Il découvre le travail forcé des femmes, les meurtres insensés, les otages, les punitions inhumaines, le portage… l’administration couvrant les sociétés commerciales puisqu’elle attend les revenus de l’impôt payé par tête d’habitants (impôt de capitation) et, à un autre degré, également par les sociétés. La collecte du caoutchouc naturel — et dans d’autres régions l’ivoire — étant au fondement de ce système à ce moment de la colonisation.
Après la découverte des exactions de l’administrateur Pacha (le ‘bal de Bambio’), quand il observe des choses qui le choquent, Gide en fait immédiatement part aux autorités administratives en qui il a confiance pour qu’elles interviennent et prennent des mesures.
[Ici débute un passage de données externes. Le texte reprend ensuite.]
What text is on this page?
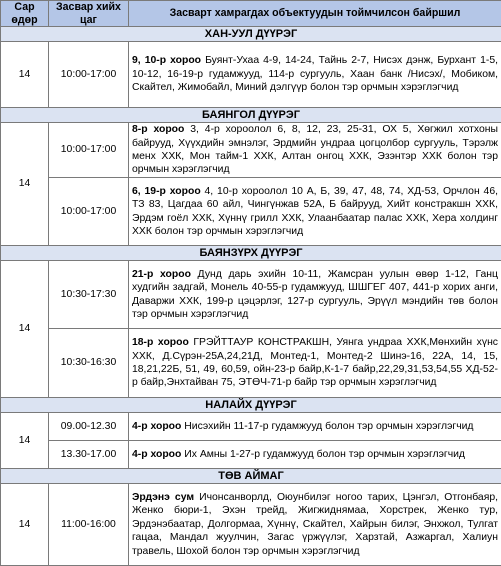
Сар өдөр	Засвар хийх цаг	Засварт хамрагдах объектуудын тоймчилсон байршил
ХАН-УУЛ ДҮҮРЭГ		
14	10:00-17:00	9, 10-р хороо Буянт-Ухаа 4-9, 14-24, Тайнь 2-7, Нисэх дэнж, Бурхант 1-5, 10-12, 16-19-р гудамжууд, 114-р сургууль, Хаан банк /Нисэх/, Мобиком, Скайтел, Жимобайл, Миний дэлгүүр болон тэр орчмын хэрэглэгчид
БАЯНГОЛ ДҮҮРЭГ		
14	10:00-17:00	8-р хороо 3, 4-р хороолол 6, 8, 12, 23, 25-31, ОХ 5, Хөгжил хотхоны байрууд, Хүүхдийн эмнэлэг, Эрдмийн ундраа цогцолбор сургууль, Тэрэлж менх ХХК, Мон тайм-1 ХХК, Алтан онгоц ХХК, Эзэнтэр ХХК болон тэр орчмын хэрэглэгчид
	10:00-17:00	6, 19-р хороо 4, 10-р хороолол 10 А, Б, 39, 47, 48, 74, ХД-53, Орчлон 46, ТЗ 83, Цагдаа 60 айл, Чингүнжав 52А, Б байрууд, Хийт констракшн ХХК, Эрдэм гоёл ХХК, Хүннү грилл ХХК, Улаанбаатар палас ХХК, Хера холдинг ХХК болон тэр орчмын хэрэглэгчид
БАЯНЗҮРХ ДҮҮРЭГ		
14	10:30-17:30	21-р хороо Дунд дарь эхийн 10-11, Жамсран уулын өвөр 1-12, Ганц худгийн задгай, Монель 40-55-р гудамжууд, ШШГЕГ 407, 441-р хорих анги, Даваржи ХХК, 199-р цэцэрлэг, 127-р сургууль, Эрүүл мэндийн төв болон тэр орчмын хэрэглэгчид
	10:30-16:30	18-р хороо ГРЭЙТТАУР КОНСТРАКШН, Уянга ундраа ХХК,Мөнхийн хүнс ХХК, Д.Сүрэн-25А,24,21Д, Монтед-1, Монтед-2 Шинэ-16, 22А, 14, 15, 18,21,22Б, 51, 49, 60,59, ойн-23-р байр,К-1-7 байр,22,29,31,53,54,55 ХД-52-р байр,Энхтайван 75, ЭТӨЧ-71-р байр тэр орчмын хэрэглэгчид
НАЛАЙХ ДҮҮРЭГ		
14	09.00-12.30	4-р хороо Нисэхийн 11-17-р гудамжууд болон тэр орчмын хэрэглэгчид
	13.30-17.00	4-р хороо Их Амны 1-27-р гудамжууд болон тэр орчмын хэрэглэгчид
ТӨВ АЙМАГ		
14	11:00-16:00	Эрдэнэ сум Ичонсанворлд, Оюунбилэг ногоо тарих, Цэнгэл, Отгонбаяр, Женко бюри-1, Эхэн трейд, Жигжиднямаа, Хорстрек, Женко тур, Эрдэнэбаатар, Долгормаа, Хүннү, Скайтел, Хайрын билэг, Энхжол, Тулгат гацаа, Мандал жуулчин, Загас үржүүлэг, Харзтай, Азжаргал, Халиун травель, Шохой болон тэр орчмын хэрэглэгчид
Au moment de l’édition complète de son livre, se situer dans l’histoire coloniale
De retour en France, après la publication du récit de son voyage dans La NRF, puis après celles de Voyage au Congo puis de Retour du Tchad, Gide publie l’intégralité de son périple avec des notes, des annexes et des documents complémentaires : lettres, articles de presse (Le Populaire, La Revue de Paris), débats à la Chambre des députés. Il peut alors se situer lui-même dans le sillage de personnalités qui ont, avant lui, dénoncé les abus coloniaux en AEF : à commencer par l’administration elle-même (un rapport administratif de 1902, celui de Bobichon en 1904 et d’autres rédigés par Bruel, Thomasset., etc.) et Brazza21 appelé à réaliser une enquête (dont il dit à juste titre qu’elle n’a pas été publiée22) après l’affaire Gaud et Toqué23 (1903). Il cite également à plusieurs reprises L’Afrique centrale française (1907) d’Auguste Chevalier. Il se réfère aussi à une récente conférence d’Augagneur, ancien Gouverneur général de l’AEF. Il n’est donc pas le premier à dénoncer les méfaits coloniaux, dont il attribue la responsabilité majeure aux sociétés concessionnaires. Si certains administrateurs ont commis de graves fautes, comme Pacha dans la Lobaye, cela vient essentiellement des sociétés concessionnaires, ainsi qu’aux gardes indigènes, qui agissent, en dernier ressort, pour l’intérêt de ses sociétés, dont il faudra absolument supprimer les contrats.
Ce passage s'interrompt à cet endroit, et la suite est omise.